Modern technology man... Five million, six hundred and thirteen thousand, four hundred and eighty seven; d'you recognise that?
- (I feel like I should) You should, that is the
biggest Brady number that appears in the first one million decimal places of pi. So there you are, that's- I honestly- that's seven
digits long. I was I was astounded when I saw that appear. So, I mean, there's every four digit numbers in
here somewhere; most of the five digit numbers; reasonable chances on six - once you hit seven it starts getting a lot less likely. And so I thought, you know what, I'll just check the Brady numbers. And sure enough there it is. I mean we're not that far from the end now, you can see our crew just down there, I think they've almost
finished. And so we're what- we're 85.7%
of the way through the first million digits, sure enough, a seven digit Brady num- I hate- I to encourage the ongoing discussion and research into Brady numbers but I'm very impressed there's one just there.
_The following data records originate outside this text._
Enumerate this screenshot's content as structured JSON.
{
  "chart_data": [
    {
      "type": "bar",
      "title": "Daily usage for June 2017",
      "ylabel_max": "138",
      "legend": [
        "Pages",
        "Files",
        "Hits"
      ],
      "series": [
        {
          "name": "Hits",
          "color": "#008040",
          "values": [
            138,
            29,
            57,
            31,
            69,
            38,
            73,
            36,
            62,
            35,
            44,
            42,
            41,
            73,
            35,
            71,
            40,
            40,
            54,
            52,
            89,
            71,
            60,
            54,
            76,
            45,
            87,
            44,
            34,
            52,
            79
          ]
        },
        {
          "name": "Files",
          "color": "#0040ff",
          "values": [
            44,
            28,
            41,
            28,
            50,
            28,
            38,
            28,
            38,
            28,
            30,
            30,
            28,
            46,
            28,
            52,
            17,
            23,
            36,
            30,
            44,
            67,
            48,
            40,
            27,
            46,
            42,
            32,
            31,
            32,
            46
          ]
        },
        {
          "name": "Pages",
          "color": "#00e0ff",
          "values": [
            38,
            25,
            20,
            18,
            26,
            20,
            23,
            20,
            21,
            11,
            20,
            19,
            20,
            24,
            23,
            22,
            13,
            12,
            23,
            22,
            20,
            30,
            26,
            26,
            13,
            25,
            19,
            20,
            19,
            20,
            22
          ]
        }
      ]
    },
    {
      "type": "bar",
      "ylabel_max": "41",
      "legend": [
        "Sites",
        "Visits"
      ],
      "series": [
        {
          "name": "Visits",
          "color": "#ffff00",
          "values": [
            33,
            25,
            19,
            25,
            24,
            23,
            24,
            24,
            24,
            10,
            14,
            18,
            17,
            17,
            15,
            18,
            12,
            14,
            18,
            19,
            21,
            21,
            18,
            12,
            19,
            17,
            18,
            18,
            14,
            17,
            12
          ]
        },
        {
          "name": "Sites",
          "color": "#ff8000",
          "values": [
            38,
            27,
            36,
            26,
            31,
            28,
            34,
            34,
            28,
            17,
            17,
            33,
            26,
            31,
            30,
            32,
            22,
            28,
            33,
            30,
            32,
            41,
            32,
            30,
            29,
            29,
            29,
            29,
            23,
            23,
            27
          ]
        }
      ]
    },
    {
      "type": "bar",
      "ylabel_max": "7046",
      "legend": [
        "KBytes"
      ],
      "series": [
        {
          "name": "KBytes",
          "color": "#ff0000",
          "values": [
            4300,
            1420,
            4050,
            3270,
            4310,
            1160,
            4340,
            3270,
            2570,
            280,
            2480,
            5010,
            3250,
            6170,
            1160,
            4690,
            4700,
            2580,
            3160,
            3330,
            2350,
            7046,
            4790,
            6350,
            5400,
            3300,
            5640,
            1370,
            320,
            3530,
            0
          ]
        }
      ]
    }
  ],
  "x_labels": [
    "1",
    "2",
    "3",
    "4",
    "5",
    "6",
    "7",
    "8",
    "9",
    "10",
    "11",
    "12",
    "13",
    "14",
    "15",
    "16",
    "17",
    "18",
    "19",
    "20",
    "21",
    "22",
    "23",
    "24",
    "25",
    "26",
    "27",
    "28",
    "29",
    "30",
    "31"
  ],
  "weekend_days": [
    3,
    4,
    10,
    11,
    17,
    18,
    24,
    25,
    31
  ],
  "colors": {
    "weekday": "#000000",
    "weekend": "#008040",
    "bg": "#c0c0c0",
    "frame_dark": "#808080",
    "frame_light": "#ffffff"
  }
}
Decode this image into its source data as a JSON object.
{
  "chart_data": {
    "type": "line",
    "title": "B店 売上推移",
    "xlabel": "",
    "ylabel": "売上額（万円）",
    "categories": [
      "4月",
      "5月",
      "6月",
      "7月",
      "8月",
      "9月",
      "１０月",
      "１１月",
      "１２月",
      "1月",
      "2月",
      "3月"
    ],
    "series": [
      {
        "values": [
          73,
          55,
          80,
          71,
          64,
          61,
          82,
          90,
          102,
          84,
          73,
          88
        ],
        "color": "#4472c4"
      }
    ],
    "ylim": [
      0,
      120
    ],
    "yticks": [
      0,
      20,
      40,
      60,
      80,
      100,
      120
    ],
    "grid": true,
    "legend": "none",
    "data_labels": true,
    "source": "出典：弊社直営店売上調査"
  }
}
- So, we'll film the last little bit-
- It took three hours to unroll the first half mile of paper, but then the team got on a roll with the new cones and the cone bases and a better system and better weather; the next half mile was all done within about an hour. Now I did a bit of editing of
the video finale when you watch the main film, but here's how it played out without me interfering with the editing. Okay we're four hours into this and we are nearly at a million digits. So they've been coming out at a rate of a quarter of a million digits an hour, which is approximately 4167 digits a minute. And we're- we're almost there. So, I mean you guys have done the hard work, do you want to wind off the last of this? And a million digits is there! All right, so if we- so if we just take that off there, all right. So that is- there is wha- it's a 1, in case you're wondering. So we- - Just tip it towards me a bit, yep.
- It's a 1. So there you go, we have just- I mean, I think a token round of applause, well done guys, we have just hit - that is the quietest round of applause I've heard in my life! Too tired to applaud. So, I mean that is absolutely amazing; and Brady, you have just set the world record for the most digits of pi ever printed out on paper. Although by simply adding a three I will now have the world record for the most digits of- 30 - is it a nine or a seven? Two digits is good enough. So I've now got the world record for a million and two decimal places of pi listed out. So that is absolutely fantastic and now the very quick process of rolling it all back up again before an aeroplane lands.
- Cool, all right. I should also thank James Hennessy and Ed Fielden for doing much of the camera work. I was very much focused on the stuff with Matt but most of the great shots you see in the final film came from James and Ed. The drone shots, I mean they were just amazing, I think I could look at these all day. Here I've marked the start and the end point of our 1.05 miles. Finally it was time to clear up-
- And I'm- I'm not even 0.1% of the way through!
- Before we started there'd been plans to reroll the paper back onto its reel but that was clearly misguided; and besides the rain and wind had wreaked havoc, finally weakening and then starting to rip some sections of paper. So I sent out two of my helpers, Josh and Jacob, to salvage some of the best paper snippets. I still have these ones as souvenirs, it includes the start and the finish of course. Some other people there like Josh, Jacob, and even Matt I think, also snipped out their birthdays where they could find them within pi. The rest of the paper was simply collected, chopped up, screwed into giant balls and sent to that recycling bin in the sky. And with that the job was done. Now I have to say, the whole task was probably much harder than expected but also more rewarding. And driving around on a runway is awesome. The whole thing wouldn't have been possible without these people. I think if the team was any smaller on the day we may well have failed. Everyone really chipped in and thank you to all of them. And thank you to you for watching this and watching all the videos here on Numberphile. Hopefully you're among our million subscribers and will continue to be for years to come. Okay you're gonna start seeing sand, that is effectively ballast, paperweight.